Jagdish Khubchandani, professor of health science
“A major finding is that food insecurity had an independent effect on cardiovascular mortality even after controlling for known pre-existing cardiovascular conditions like congestive heart failure, stroke, angina, coronary heart disease, or myocardial infarction,” Khubchandani said. “Therefore, food insecurity can be considered a fundamental risk factor for CVD and should be added as a guideline for the assessment of cardiovascular risk.”
The finding is especially important as the American Heart Association is working to create innovative approaches to improve diet-related health and create a sustainable food system, said Khubchandani, who teaches health science in Ball State’s College of Health.

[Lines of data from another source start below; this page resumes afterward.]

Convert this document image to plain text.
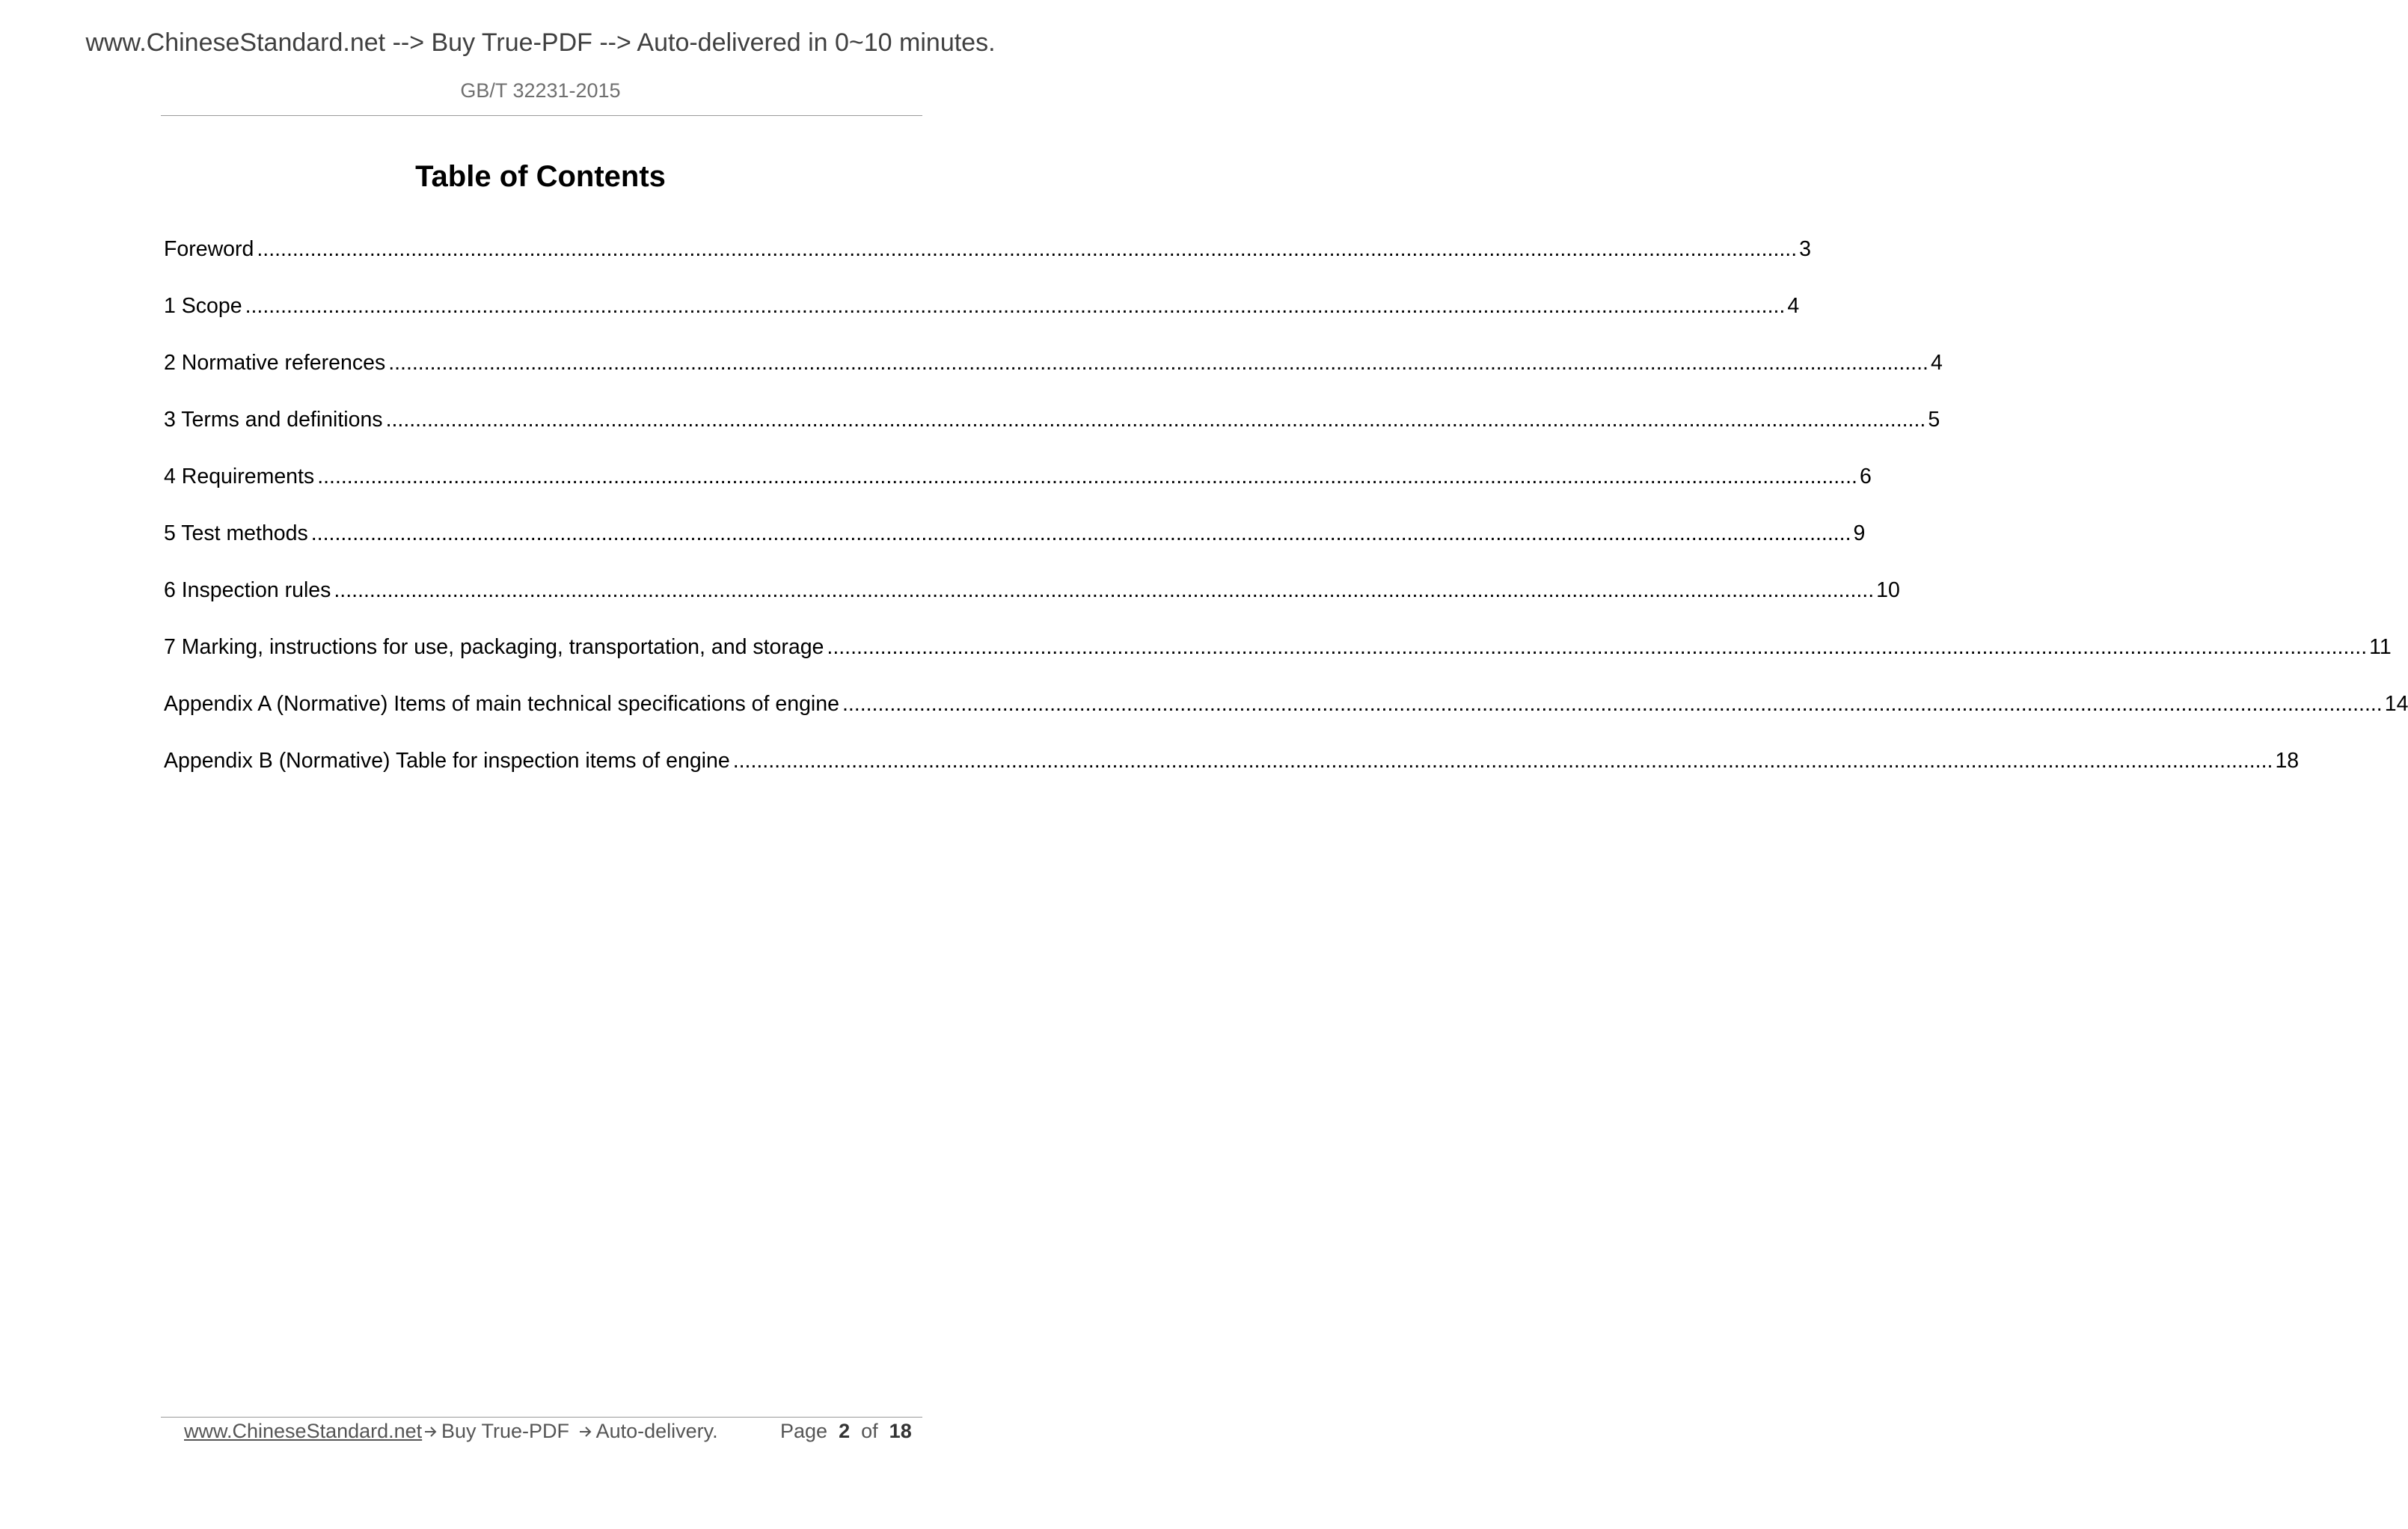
www.ChineseStandard.net --> Buy True-PDF --> Auto-delivered in 0~10 minutes.
GB/T 32231-2015
Table of Contents
Foreword .................................................................................................................................................................................................................................................................... 3
1 Scope .................................................................................................................................................................................................................................................................... 4
2 Normative references .................................................................................................................................................................................................................................................................... 4
3 Terms and definitions .................................................................................................................................................................................................................................................................... 5
4 Requirements .................................................................................................................................................................................................................................................................... 6
5 Test methods .................................................................................................................................................................................................................................................................... 9
6 Inspection rules .................................................................................................................................................................................................................................................................... 10
7 Marking, instructions for use, packaging, transportation, and storage .................................................................................................................................................................................................................................................................... 11
Appendix A (Normative) Items of main technical specifications of engine .................................................................................................................................................................................................................................................................... 14
Appendix B (Normative) Table for inspection items of engine .................................................................................................................................................................................................................................................................... 18
www.ChineseStandard.net Buy True-PDF Auto-delivery.	Page 2 of 18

The team published its research in “Food Insecurity and Mortality in American Adults: Results From the NHANES-Linked Mortality Study” in the online SAGE Journals. The co-authors are Srikanta Banerjee and Tim Radak, faculty at Walden University in Minneapolis, Minnesota.
Researchers analyzed data on adults taken from the 1999–2010 National Health and Nutrition Examination Survey along with mortality data obtained through 2015.
The study also found that food-insecure people were more likely to be younger, minorities, poorer, less educated, obese, smokers, and have diabetes compared to food-secure counterparts.
The mortality rate among the food insecure compared with the food secure, with adjustment for age and gender only, was 1.58 times or 58 percent higher.
On further adjustment for race, age, gender, and other demographic factors, death rate was 1.46 times or 46 percent higher in food insecure compared to those who did not report food insecurity, the study found.